“Это не трагедия, а публичная казнь украинских пленных”. Уполномоченный Рады по правам человека – о взрыве в Оленовке и его расследовании


Год назад, 29 июля 2022 года, в колонии в поселке Оленовка (Еленовка) на оккупированной Россией территории Донецкой области произошел взрыв. В результате погибли не менее 53 и были ранены около 70 украинских пленных, которых держали в этой колонии. В основном это были защитники Мариуполя.

Что именно произошло в колонии, до сих пор неизвестно. Россия попыталась обвинить во взрыве Украину и заявила, что взрыв был следствием обстрела со стороны Киева. Украинские власти считают, что взрыв был организован россиянами: он произошел в промышленной части колонии, отделенной от основной жилой части, и незадолго до взрыва туда перевели некоторое количество пленных. Это же мнение к годовщине трагедии высказал и верховный комиссар ООН по правам человека Фолькер Тюрк: он считает, что взрыв не мог быть вызван обстрелом из РСЗО HIMARS, как утверждали российские власти.

Российская сторона так и не допустила в колонию международных расследователей или правозащитников и не сообщили точное число убитых и их имена.

К годовщине трагедии телеканал Настоящее Время поговорил с Дмитрием Лубинцом, уполномоченным Верховной Рады по правам человека и уроженцем Донбасса. Он назвал взрыв в Еленовке “публичной казнью украинских пленных” и не сомневается в том, что он был организован преднамеренно, вероятно, при помощи термобарического снаряда.

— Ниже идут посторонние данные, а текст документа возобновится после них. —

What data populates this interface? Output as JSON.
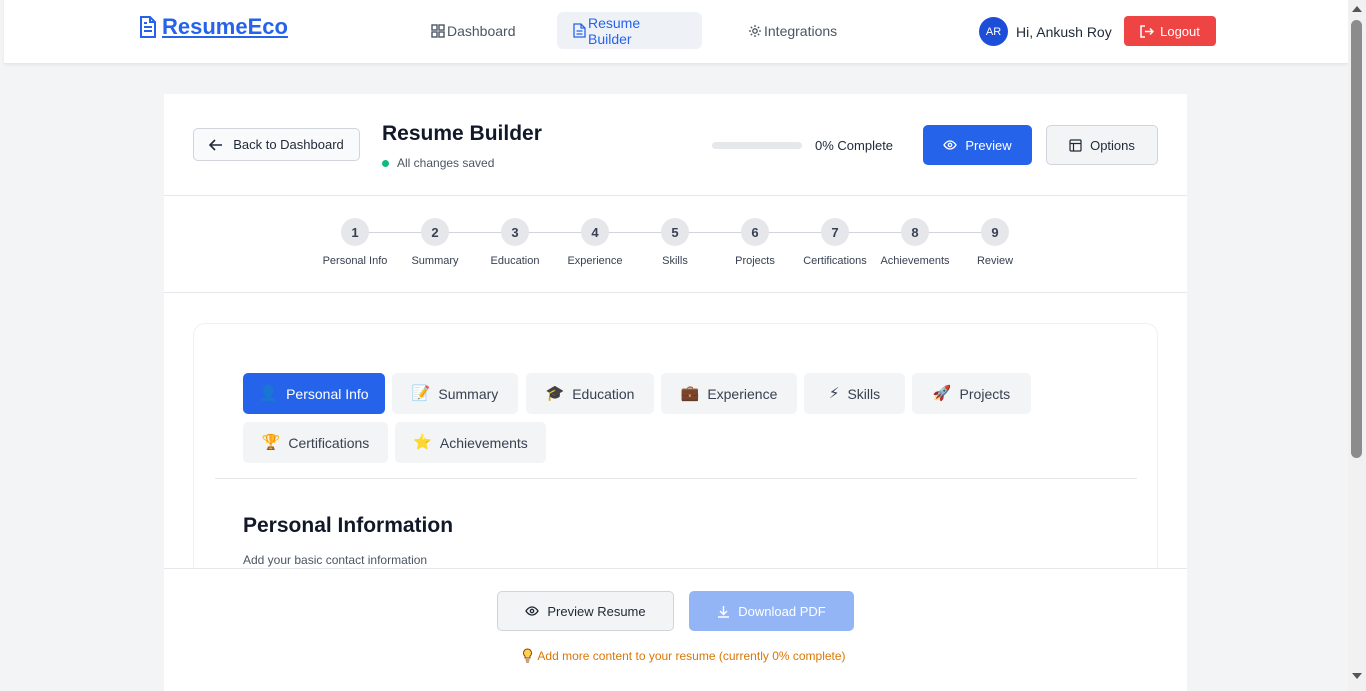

– Год прошел с момента трагедии в Еленовской колонии. Стало ли известно за этот год точное число погибших и раненых украинцев? Возможно, российская сторона передавала какие-то официальные списки, не те, что были сразу выложены в интернет после того, как случился взрыв?

– Точных данных у нас до сих пор нет. Россия никогда официально не передавала нам никаких списков, никаких ведомостей касаемо пострадавших, погибших в результате этой трагедии.

Хотя, откровенно говоря, я считаю, что это не трагедия. Это публичная казнь официально подтвержденных, верифицированных украинских военнопленных, которых взяли в плен. Согласно Женевской конвенции, они были подтверждены через процедуру верификации Международным комитетом Красного Креста. Они содержались на территории Еленовской исправительной колонии. Это были представители одного воинского подразделения Национальной гвардии Украины.

И по всем данным, мы можем утвердительно говорить, что это была заранее спланированная акция казни. Заранее был построен отдельный барак. Туда накануне взрыва были переведены военнослужащие этого воинского формирования. Потом внутри был взорван снаряд, который дает очень большую температуру: это подтверждают как наши эксперты, так и международные эксперты.

Это ни в коем случае не мог быть никакой заряд HIMARS или “Града”, выпущенный с территории Украины, как рассказывала российская пропаганда. Элементарные вещи: вы сами посмотрите фотографии, видео. Там четко видно, что тела погибших (в том же положении, в каком они находились: они сидят, лежат) обуглены. То есть скорее всего это был заряд термобарической бомбы, который дает очень высокую температуру.

Если бы это был HIMARS, были бы осколки, тела были бы посечены, порваны, скажем так.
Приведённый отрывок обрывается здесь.